Possibly never thought of
before, India simply needs to spend considerable amount of its wealth -
possibly billions- to glamorise law education and dot itself with 'millions' of
courts and its functioning accessories (police and jails).
This way justice will be
quick, seen to be done, used more and with faith when needed, and cheaper.
Working well even when the fear of the unknown (God) lessens, bringing about
fear of social stigma and punishment, this fear of the known restrains people.
All institutions including state having well-thought-of, progressive and
futuristic laws, they need little change but more adherence. Disregarded laws
will now be adhered to and work well.
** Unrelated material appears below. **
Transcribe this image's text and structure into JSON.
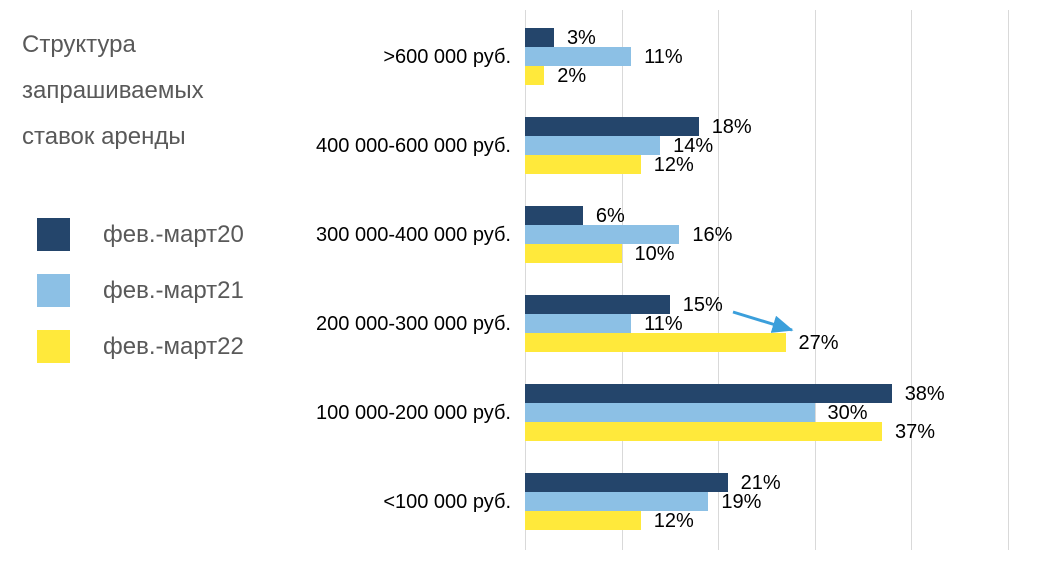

Plans will consequently work,
constructions finish on time and productivity will increase. And when
statistics climb up, enthusiasm butts in, competitiveness increases, futuristic
visions set in, and ambition skyrockets.
Although presidential system
removes coalition unease and lessens occult horse trading, above solves even
this parliament's ills. Till then however, if accused MPs are made to come
clean six months post-election through fast track courts, that will lessen
criminals in the temple of democracy.
With corruption-laden
inequity enticing Maoism, while the mantra lessens neo-Maoists, it made
efficient forces neutralises the brainwashed.
Although Sexual Revolution is
out of its reach, it can certainly lessen more elements of Sexual Revolution
Plus and convert rape epidemic to incidents. While change in economy will help
North East and adding change in law will help Kashmir, adding inevitable change
in discipline, technology and intelligence-gathering will lessen all
terrorisms. The inevitable, mistakes made by having just few billion brain
cells and genes more than monkeys (that we all have) can be lessened by
completing the 'loop of audit'.
With it producing 'India
Shining' despite corruption or 'in spite of government' as the opposition says,
a tamed, corruption-'free' India can become an economic power. This will make
it compete with China as it did before the Brits and even climb up to G8
nations.
To be a world leader,
however, it has to give something original - as done by the West. For this,
beyond urging its professors to jot their experiences and knowledge in books,
it has to tame its intellectuals. With original alone and not
duplicates/copycats being respected, almost like its meditation technique it
has to look inward for originality. While knowledge of Persian and Sanskrit
will give it a brush with its recent original history, that of Sanskrit and
Pali will enlighten this nation of its earlier past.
While this will add historic
identity to the present boarder identity and match the Chinese identity enthusiasm,
use of its own pluralistic - theistic and atheistic - perspectives will
beautify the inferences by coming up with more accurate interpretations.
With its recent past being
painful but present non-Hindus being innocent and even of Indian descent, a
touch of Nelson Mandela's South African way will enhance peace and progress. Stretching its
multiple perspective technique, it has to tell us how it came about zero, yoga
and meditation that has changed the world. When it gives the dugout happiness
that today's world badly needs, then only the formed economic power will match
the giving West and therefore be regarded as a true world leader when the
latter declines. This time, a blameless leader that is.